In document processing devices, accurate and reliable registration of the substrate media as it is transferred in a process direction is desirable. Even a slight skew or misalignment of the substrate media through an image transfer zone can lead to image and/or color registration errors. Such registration errors can occur as the substrate media passes through the nips.
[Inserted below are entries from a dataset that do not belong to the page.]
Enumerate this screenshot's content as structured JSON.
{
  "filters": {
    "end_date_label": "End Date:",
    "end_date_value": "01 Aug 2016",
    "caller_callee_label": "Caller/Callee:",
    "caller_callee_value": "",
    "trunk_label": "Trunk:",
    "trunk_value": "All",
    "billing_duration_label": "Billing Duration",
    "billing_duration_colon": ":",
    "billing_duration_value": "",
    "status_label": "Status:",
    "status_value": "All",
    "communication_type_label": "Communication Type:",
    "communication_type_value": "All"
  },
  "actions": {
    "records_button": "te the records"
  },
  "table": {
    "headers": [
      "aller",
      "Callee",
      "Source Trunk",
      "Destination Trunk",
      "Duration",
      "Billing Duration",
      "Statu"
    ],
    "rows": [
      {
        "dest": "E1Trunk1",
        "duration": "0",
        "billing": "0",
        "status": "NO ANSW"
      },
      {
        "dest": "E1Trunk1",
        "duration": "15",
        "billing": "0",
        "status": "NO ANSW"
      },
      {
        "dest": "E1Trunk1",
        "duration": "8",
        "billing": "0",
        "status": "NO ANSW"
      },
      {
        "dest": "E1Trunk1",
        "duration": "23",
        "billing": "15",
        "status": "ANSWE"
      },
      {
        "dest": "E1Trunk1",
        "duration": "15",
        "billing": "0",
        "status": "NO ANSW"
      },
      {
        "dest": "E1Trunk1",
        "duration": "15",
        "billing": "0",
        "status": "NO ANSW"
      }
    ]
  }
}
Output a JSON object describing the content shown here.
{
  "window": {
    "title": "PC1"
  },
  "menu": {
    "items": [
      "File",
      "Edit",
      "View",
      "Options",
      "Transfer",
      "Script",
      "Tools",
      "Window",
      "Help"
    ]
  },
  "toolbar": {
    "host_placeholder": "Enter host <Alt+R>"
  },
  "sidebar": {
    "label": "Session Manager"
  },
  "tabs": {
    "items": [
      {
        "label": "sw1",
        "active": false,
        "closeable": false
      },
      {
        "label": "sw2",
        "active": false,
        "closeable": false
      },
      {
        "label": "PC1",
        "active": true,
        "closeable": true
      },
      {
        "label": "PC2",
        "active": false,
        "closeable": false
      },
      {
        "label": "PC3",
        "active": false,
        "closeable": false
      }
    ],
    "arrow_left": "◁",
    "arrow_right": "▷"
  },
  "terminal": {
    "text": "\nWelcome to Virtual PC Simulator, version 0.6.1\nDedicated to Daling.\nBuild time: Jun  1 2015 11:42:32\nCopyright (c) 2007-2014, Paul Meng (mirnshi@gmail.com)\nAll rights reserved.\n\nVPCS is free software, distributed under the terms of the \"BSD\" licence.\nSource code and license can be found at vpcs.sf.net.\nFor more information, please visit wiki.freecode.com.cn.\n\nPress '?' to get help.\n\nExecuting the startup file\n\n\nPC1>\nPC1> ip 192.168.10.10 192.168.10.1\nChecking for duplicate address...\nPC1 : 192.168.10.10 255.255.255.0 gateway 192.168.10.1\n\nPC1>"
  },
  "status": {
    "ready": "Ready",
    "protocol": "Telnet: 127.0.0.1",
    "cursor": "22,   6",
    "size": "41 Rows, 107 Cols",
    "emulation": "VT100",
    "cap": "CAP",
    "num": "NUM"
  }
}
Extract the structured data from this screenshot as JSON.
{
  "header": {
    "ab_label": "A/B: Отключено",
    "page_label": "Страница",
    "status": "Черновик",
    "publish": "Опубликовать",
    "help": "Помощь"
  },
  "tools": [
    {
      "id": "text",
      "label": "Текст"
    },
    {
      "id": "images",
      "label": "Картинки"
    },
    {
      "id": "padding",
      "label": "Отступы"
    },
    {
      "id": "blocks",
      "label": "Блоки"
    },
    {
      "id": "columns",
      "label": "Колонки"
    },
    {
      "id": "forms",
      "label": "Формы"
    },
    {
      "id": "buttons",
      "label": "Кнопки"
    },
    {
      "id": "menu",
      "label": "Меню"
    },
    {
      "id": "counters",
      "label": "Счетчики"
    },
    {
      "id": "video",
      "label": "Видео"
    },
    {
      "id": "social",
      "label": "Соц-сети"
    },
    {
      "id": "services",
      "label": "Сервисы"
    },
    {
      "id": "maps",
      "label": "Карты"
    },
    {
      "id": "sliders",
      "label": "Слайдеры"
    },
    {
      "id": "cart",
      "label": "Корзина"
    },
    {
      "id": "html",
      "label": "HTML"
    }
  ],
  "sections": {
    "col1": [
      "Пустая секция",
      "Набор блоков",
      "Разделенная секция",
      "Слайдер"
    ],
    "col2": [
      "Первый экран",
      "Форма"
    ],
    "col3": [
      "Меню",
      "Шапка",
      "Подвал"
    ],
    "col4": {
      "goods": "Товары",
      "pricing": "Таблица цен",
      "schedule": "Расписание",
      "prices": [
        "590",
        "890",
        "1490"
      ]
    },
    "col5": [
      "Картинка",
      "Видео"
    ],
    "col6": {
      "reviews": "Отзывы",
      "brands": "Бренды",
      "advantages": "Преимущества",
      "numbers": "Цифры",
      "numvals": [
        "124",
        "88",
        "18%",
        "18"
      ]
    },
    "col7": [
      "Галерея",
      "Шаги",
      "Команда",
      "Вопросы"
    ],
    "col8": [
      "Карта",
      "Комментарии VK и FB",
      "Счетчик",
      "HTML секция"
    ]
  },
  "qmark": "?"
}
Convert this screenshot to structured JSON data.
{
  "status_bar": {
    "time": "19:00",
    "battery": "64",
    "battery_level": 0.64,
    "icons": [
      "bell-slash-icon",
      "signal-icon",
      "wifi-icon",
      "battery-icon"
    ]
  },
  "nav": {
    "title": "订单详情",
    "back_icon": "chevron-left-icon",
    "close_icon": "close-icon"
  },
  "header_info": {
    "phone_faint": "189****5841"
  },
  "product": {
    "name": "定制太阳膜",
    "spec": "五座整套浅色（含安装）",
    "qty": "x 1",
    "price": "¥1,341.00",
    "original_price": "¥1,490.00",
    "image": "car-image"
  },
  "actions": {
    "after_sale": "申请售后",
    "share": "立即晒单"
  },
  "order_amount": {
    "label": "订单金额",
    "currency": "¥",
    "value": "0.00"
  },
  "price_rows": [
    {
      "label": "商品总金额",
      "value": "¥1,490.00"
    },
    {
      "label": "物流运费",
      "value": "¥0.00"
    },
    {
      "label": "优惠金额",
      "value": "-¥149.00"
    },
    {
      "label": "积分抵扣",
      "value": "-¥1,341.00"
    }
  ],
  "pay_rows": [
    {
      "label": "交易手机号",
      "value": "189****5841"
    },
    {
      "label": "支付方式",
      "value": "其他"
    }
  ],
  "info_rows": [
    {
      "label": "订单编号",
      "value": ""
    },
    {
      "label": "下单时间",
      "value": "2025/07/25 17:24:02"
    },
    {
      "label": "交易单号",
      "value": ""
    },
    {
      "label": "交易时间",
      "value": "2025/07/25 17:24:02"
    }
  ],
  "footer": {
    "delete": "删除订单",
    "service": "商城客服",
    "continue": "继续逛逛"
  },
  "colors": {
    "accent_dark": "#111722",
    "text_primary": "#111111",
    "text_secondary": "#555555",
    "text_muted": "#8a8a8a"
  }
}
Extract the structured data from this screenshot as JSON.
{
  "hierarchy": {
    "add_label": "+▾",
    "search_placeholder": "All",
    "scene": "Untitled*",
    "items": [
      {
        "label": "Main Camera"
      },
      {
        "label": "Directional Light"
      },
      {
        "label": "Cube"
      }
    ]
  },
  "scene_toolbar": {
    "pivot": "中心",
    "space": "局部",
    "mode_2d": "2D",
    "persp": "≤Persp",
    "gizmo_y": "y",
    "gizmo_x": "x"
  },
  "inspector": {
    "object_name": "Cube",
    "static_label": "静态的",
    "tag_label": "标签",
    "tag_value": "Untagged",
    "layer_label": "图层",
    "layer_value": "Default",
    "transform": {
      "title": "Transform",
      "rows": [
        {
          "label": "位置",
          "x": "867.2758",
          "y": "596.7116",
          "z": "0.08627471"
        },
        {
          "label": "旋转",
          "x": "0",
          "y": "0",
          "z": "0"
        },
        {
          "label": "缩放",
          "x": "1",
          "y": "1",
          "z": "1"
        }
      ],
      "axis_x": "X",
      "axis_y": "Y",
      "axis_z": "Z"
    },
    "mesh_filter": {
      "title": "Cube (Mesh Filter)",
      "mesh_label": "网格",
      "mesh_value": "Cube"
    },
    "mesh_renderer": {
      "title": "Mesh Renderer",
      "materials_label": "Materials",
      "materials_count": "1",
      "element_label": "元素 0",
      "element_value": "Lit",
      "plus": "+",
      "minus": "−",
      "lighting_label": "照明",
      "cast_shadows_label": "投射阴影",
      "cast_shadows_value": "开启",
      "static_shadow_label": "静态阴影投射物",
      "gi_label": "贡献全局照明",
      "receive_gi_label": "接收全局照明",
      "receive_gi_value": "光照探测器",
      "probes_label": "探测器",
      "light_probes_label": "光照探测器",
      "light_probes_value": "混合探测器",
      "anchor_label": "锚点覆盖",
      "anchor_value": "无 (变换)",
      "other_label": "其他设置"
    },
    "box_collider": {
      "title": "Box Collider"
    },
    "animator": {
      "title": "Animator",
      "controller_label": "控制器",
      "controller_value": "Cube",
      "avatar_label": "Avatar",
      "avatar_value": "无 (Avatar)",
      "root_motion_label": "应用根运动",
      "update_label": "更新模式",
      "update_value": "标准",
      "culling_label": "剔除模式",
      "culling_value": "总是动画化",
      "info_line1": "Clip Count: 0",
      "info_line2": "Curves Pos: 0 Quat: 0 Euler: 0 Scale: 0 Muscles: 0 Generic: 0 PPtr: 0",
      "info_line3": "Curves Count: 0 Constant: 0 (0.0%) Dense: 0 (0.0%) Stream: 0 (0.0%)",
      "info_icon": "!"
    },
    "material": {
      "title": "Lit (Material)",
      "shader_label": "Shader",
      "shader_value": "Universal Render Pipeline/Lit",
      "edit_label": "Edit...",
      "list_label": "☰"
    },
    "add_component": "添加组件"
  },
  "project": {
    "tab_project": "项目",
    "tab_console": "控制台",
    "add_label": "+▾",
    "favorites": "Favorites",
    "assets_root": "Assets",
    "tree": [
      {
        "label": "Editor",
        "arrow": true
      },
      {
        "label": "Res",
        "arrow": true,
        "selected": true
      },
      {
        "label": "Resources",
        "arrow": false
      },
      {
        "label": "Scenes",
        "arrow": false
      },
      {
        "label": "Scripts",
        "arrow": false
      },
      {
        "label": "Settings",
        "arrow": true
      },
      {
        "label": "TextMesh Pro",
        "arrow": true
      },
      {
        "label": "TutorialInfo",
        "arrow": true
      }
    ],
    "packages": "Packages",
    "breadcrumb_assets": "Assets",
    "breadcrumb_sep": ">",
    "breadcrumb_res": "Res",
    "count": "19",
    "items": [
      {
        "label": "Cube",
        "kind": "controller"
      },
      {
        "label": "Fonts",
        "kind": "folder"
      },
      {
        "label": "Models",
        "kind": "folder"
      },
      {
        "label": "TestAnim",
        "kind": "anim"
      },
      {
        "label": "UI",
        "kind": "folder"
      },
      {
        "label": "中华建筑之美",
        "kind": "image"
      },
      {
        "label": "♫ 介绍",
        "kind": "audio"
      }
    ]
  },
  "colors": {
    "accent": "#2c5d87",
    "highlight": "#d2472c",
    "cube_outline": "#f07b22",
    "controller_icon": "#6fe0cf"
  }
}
Document processing devices typically include one or more sets of nip assemblies used to transport substrate media, such as sheets of paper, through the device. A nip assembly provides a force to the sheet as it passes through a nip to propel it through the document processing device. A nip assembly typically includes a drive wheel and an idler wheel in rolling contact with the drive wheel. One or more sets of drive wheels and idler wheels may be longitudinally aligned in order to form the nip therebetween. The driving wheel and the idler wheel may be urged together by a biasing device which in turn creates the nip force. The nip force is required such that the wheels properly engage the sheet as it passes through the nip. This nip force must be significant enough in order to eliminate slipping between the drive wheel and the sheet.
When a sheet being transported through the document processing device first engages the nip, the drive wheel and idler wheel are in rolling engagement with each other. As the sheet engages the wheels, at least one of the idler and drive wheels typically moves against the nip force in order to permit the sheet to enter the nip. The entering of the sheet, especially thick sheets, into the nip results in nip disturbances which negatively affect sheet registration. When a sheet enters a nip, the sheet must perform work in displacing the wheel of an amount equal to its thickness multiplied against the nip force. This work needs to be performed in the time it takes the sheet to fully enter the nip. The work required to move the wheel originates from a decrease in kinetic energy, i.e., speed, of the rotating nip components. The controls used to regulate the nip velocity typically cannot effectively mitigate the nip disturbances. Registration of the sheets, therefore, is compromised.
Accordingly it would be desirable to provide a substrate media transport system having nip assemblies that reduce the disturbance caused by substrate media entering the nips.